For a the simplest possible DNG file (a monochrome image), what are the minimum required tags?
Obviously it needs these 2 tags in IFD0: 0x014A (SubIFDs) and 0xC612 (DNGVersion).
The first of these provides a file offset for the raw subIFD.
The second one tells the reader that the file is a DNG file, and what version of DNG it is.
Though IFD0 itself can contain a low resolution preview image, I don't think it needs to to fit the official DNG specs (but I might be mistaken about this).
Then in the raw IFD one obviously needs to have these tags:
0x100 image width
0x101 image height
0x102 bit depth (this is usually 16 bits per channel)
0x103 compression (which must be either uncompressed, or compressed in a way allowed by the DNG specs)
0x106 photometric interpretation (which must be 34892 for linear raw, and it must be linear raw for monochrome)
0x111 strip offsets (this points to the raw image data in the file)
0x115 samples per pixel (this tells you the number of channels the image has, and must be 1 for monochrome)
0x116 rows per strip (which is equal to the image height if the whole image is a single strip)
0x117 strip byte count (which is equal to the total number of bytes in the image if the image is a single strip)
Ok, those are obviously required, but are there any others that are also required?

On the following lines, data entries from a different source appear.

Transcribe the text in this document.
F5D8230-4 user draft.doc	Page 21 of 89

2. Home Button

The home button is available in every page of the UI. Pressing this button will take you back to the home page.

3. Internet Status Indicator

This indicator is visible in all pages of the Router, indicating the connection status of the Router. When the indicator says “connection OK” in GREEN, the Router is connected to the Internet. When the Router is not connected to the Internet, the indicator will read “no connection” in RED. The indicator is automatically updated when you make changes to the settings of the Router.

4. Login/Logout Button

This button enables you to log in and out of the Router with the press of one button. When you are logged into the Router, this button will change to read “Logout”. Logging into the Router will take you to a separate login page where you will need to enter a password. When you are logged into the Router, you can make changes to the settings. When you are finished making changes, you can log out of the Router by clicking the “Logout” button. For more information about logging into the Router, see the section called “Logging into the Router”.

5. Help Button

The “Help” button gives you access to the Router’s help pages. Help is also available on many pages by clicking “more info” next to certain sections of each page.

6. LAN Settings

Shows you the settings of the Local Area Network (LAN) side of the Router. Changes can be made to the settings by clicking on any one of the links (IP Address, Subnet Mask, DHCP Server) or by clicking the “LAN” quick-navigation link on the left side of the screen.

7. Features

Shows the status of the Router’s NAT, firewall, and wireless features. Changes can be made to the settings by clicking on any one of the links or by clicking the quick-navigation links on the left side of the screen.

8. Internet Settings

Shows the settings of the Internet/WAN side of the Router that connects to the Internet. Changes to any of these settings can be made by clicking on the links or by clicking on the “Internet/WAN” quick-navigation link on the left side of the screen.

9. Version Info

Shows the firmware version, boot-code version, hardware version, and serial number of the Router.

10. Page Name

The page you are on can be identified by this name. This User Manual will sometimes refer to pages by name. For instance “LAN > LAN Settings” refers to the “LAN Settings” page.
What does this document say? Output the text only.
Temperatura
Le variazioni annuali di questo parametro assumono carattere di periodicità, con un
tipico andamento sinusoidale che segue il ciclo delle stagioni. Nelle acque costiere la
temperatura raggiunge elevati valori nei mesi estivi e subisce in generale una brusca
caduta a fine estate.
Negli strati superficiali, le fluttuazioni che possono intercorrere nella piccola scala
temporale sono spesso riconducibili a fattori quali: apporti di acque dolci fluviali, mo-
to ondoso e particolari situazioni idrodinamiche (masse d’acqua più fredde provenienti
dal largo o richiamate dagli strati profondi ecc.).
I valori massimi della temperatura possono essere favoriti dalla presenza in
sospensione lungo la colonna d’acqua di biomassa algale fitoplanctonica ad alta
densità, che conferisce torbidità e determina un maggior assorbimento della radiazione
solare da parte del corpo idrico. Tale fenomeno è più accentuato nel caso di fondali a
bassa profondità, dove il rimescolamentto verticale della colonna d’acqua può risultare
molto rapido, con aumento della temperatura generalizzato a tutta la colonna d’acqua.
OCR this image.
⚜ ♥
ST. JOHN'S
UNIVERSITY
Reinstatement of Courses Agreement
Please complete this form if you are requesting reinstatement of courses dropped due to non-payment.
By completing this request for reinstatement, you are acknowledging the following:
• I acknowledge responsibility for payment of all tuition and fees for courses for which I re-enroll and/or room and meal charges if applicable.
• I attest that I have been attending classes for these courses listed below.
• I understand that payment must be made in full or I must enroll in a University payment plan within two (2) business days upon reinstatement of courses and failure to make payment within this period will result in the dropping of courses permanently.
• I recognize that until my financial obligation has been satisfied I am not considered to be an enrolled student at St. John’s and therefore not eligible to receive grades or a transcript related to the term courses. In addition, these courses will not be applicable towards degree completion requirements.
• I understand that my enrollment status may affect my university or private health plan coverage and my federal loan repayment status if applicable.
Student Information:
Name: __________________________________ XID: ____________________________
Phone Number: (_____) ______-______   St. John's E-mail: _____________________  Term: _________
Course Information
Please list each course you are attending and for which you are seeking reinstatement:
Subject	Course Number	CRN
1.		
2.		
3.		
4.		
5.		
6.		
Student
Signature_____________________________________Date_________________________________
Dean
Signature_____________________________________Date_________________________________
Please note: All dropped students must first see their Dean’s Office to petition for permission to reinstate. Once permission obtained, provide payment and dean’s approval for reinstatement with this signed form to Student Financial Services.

For a simple monochrome image I can obviously skip the tags relating to color space, and white balance, such as the xyz coordinates of the white point and the illuminant standard. However I think there may be more required tags, even for a simple monochrome image. The reason I say that is this. I wrote a program that generates monochrome DNG test images. These images have the 2 tags I mentioned in IFD0, and the 9 tags I mentioned in the raw IFD.
Now these test DNG images I created are loaded perfectly fine in the 3rd party software called DCRaw (which successfully converts them to standard TIF or PPM images). So at least DCRaw thinks the DNG files in question are up to spec, but what about 1st party Adobe software? Well that's where I have the problem. The problem happens when I try to load the test DNG images into Photoshop via the Adobe Camera Raw plugin (which comes with Photoshop). By the way, I don't know if it matters, but I'm using Photoshop Elements (not standard Photoshop). The error it gives me unfortunately is very generic. It doesn't tell me at all what is wrong with my DNG file. It doesn't say something like "the DNG file is missing tag xxxxxx", or anything like that. So I have no way of knowing what is wrong with my DNG test files. All it says is:
Photoshop Elements cannot open this file.
If you are attempting to open a raw file from a
digital camera, make sure you have the latest
Camera Raw update installed via Help > Updates...
If the problem persists, visit the following
link for more information
http://www.adobe.com/go/kb407111
So please, if you are an Adobe employee, please tell me what is wrong with the way I've been generating these DNG test files, if in fact I'm not using enough tags to make the file a valid DNG file. And also tell me please, what the minimum requirements are, in terms of which tags are the bare requirements for having a valid DNG file.